Tom Lin, January 01, 2006

• Terry, more important than why you haven't gotten an angioplasty or another drug-eluting stent is, "are you adequately managed medically?" There are large trials which show that aggressive medical therapy can have less complication and deaths long tern than either open heart bypass or cath lab stents,'s just that interventional cardiologists are one of the few groups of docs in the US who can "self-refer". This is their income. In other countries such as the UK, cardiologists manage their patients health and prevention, and if they have to refer their patient to a cath, the patient goes to the center where the doctor does the test, then their daily cardiologist is consulted on what's right for the patient long term prior to rushing to do another procedure to them.

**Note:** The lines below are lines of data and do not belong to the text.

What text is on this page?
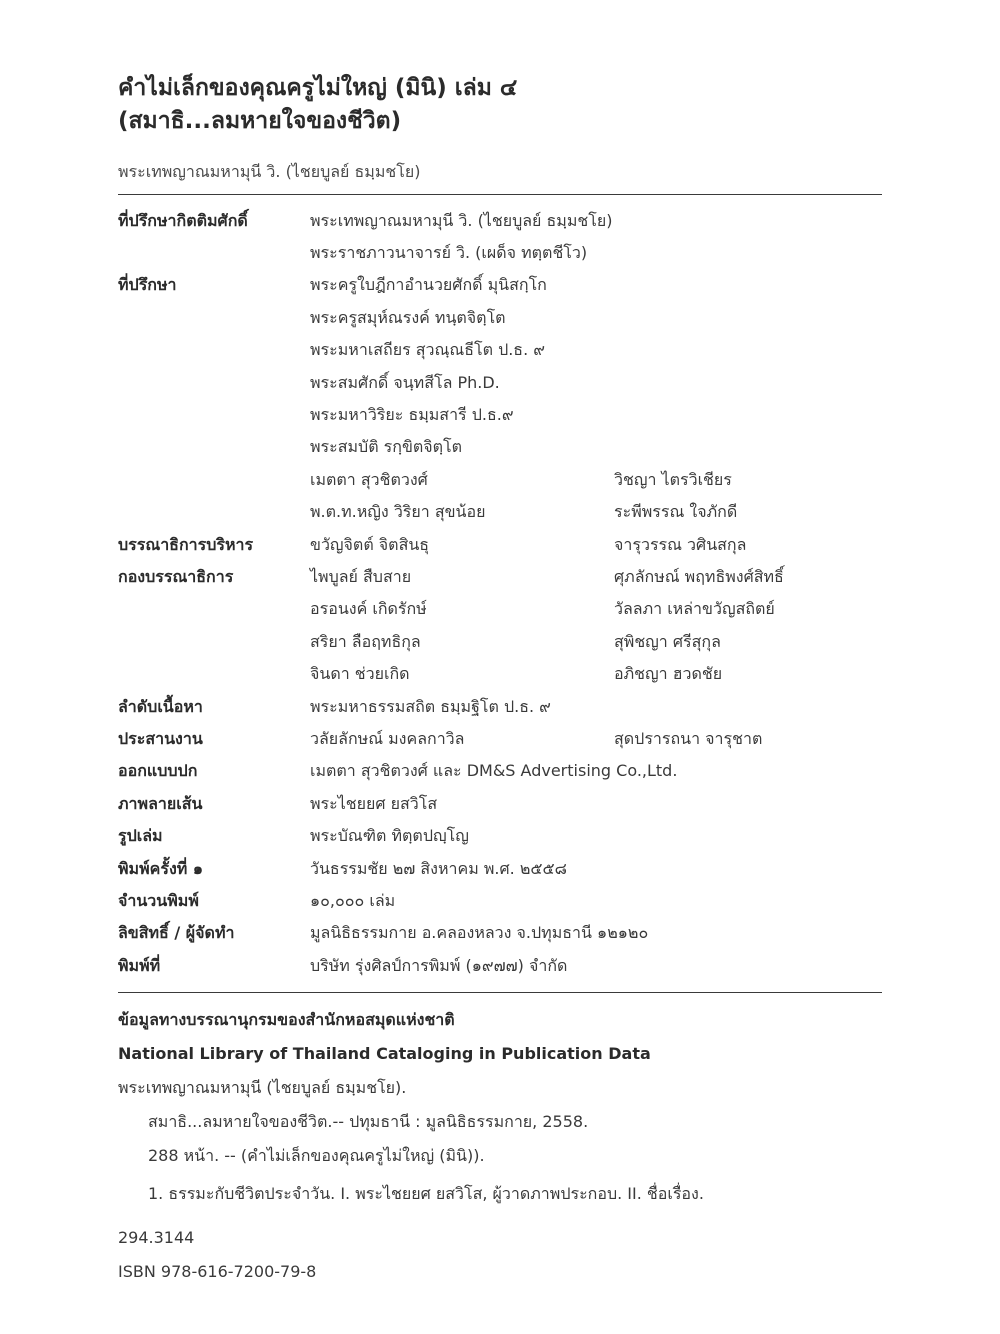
คำไม่เล็กของคุณครูไม่ใหญ่ (มินิ) เล่ม ๔
(สมาธิ...ลมหายใจของชีวิต)
พระเทพญาณมหามุนี วิ. (ไชยบูลย์ ธมฺมชโย)
ที่ปรึกษากิตติมศักดิ์	พระเทพญาณมหามุนี วิ. (ไชยบูลย์ ธมฺมชโย)
พระราชภาวนาจารย์ วิ. (เผด็จ ทตฺตชีโว)
ที่ปรึกษา	พระครูใบฎีกาอำนวยศักดิ์ มุนิสกฺโก
พระครูสมุห์ณรงค์ ทนฺตจิตฺโต
พระมหาเสถียร สุวณฺณธีโต ป.ธ. ๙
พระสมศักดิ์ จนฺทสีโล Ph.D.
พระมหาวิริยะ ธมฺมสารี ป.ธ.๙
พระสมบัติ รกฺขิตจิตฺโต
เมตตา สุวชิตวงศ์	วิชญา ไตรวิเชียร
พ.ต.ท.หญิง วิริยา สุขน้อย	ระพีพรรณ ใจภักดี
บรรณาธิการบริหาร	ขวัญจิตต์ จิตสินธุ	จารุวรรณ วศินสกุล
กองบรรณาธิการ	ไพบูลย์ สืบสาย	ศุภลักษณ์ พฤทธิพงศ์สิทธิ์
อรอนงค์ เกิดรักษ์	วัลลภา เหล่าขวัญสถิตย์
สริยา ลือฤทธิกุล	สุพิชญา ศรีสุกุล
จินดา ช่วยเกิด	อภิชญา ฮวดชัย
ลำดับเนื้อหา	พระมหาธรรมสถิต ธมฺมฐิโต ป.ธ. ๙
ประสานงาน	วลัยลักษณ์ มงคลกาวิล	สุดปรารถนา จารุชาต
ออกแบบปก	เมตตา สุวชิตวงศ์ และ DM&S Advertising Co.,Ltd.
ภาพลายเส้น	พระไชยยศ ยสวิโส
รูปเล่ม	พระบัณฑิต ทิตฺตปญฺโญ
พิมพ์ครั้งที่ ๑	วันธรรมชัย ๒๗ สิงหาคม พ.ศ. ๒๕๕๘
จำนวนพิมพ์	๑๐,๐๐๐ เล่ม
ลิขสิทธิ์ / ผู้จัดทำ	มูลนิธิธรรมกาย อ.คลองหลวง จ.ปทุมธานี ๑๒๑๒๐
พิมพ์ที่	บริษัท รุ่งศิลป์การพิมพ์ (๑๙๗๗) จำกัด
ข้อมูลทางบรรณานุกรมของสำนักหอสมุดแห่งชาติ
National Library of Thailand Cataloging in Publication Data
พระเทพญาณมหามุนี (ไชยบูลย์ ธมฺมชโย).
สมาธิ...ลมหายใจของชีวิต.-- ปทุมธานี : มูลนิธิธรรมกาย, 2558.
288 หน้า. -- (คำไม่เล็กของคุณครูไม่ใหญ่ (มินิ)).
1. ธรรมะกับชีวิตประจำวัน. I. พระไชยยศ ยสวิโส, ผู้วาดภาพประกอบ. II. ชื่อเรื่อง.
294.3144
ISBN 978-616-7200-79-8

Did he get your LDL cholesterol below 70? Does he keep your BP below 130/70? Does he control your blood sugar if you're a diabetic? Please make sure you don't smoke, you watch that diet, you need to insist on a "statin" drug even if your cholesterol is normal, and you need other meds such as beta-blockers and ACE inhibitors, daily aspirin....etc. The guidelines are in the AHA and ACC web sites. We all have responsibility as patients to follow all our physicians advice and quit relying on implants like stents to "forgive our sins".
Laura Lamkin, Louisville, KY, October 03, 2005

• Thanks I forgot to mention that the middle artery was stented about 2.5 years ago. Anyway on lots of medicine. Thanks again. Terry
Terry T., Florida, USA, September 28, 2005

• Terry -- there are a number of reasons why your cardiologist might not want to open the 50-60% blockage. The fact that your Right Coronary Artery (RCA) is 100% blocked is one of them. Should something go wrong during the angioplasty of the "widow maker" (the Left Anterior Descending or LAD artery) you'd be left with neither artery functioning. Also it usually is not recommended to do angioplasty on a blockage less than 70% -- the risks of any intervention, while small, outweigh the benefits. Moreover, even with a 50% blockage, a significant amount of blood still flows through the artery to the heart. Yours is a tricky, or complex, situation. Ideally it would be interesting to try and open up the totally occluded right. Technology for doing this is improving every day. We assume that you're on a number of medications, like blood-thinners -- certainly aspirin -- that also give you some insurance against blockage. When you questioned your cardiologist, did he/she give you any reasons why angioplasty needed to wait?
Angioplasty.Org Staff, Angioplasty.Org, September 28, 2005

• I had a light heart attack 10 years ago, cardiac ablation 5 years ago, I have the right coronary artery blocked 100%, and the widow maker at the last angio 50 to 60% blocked. My doctor tells me they will not open the 50 to 60% artery until it exceeds 75%. Why is this? wouldn't it help to open any blockage when you have one totally blocked?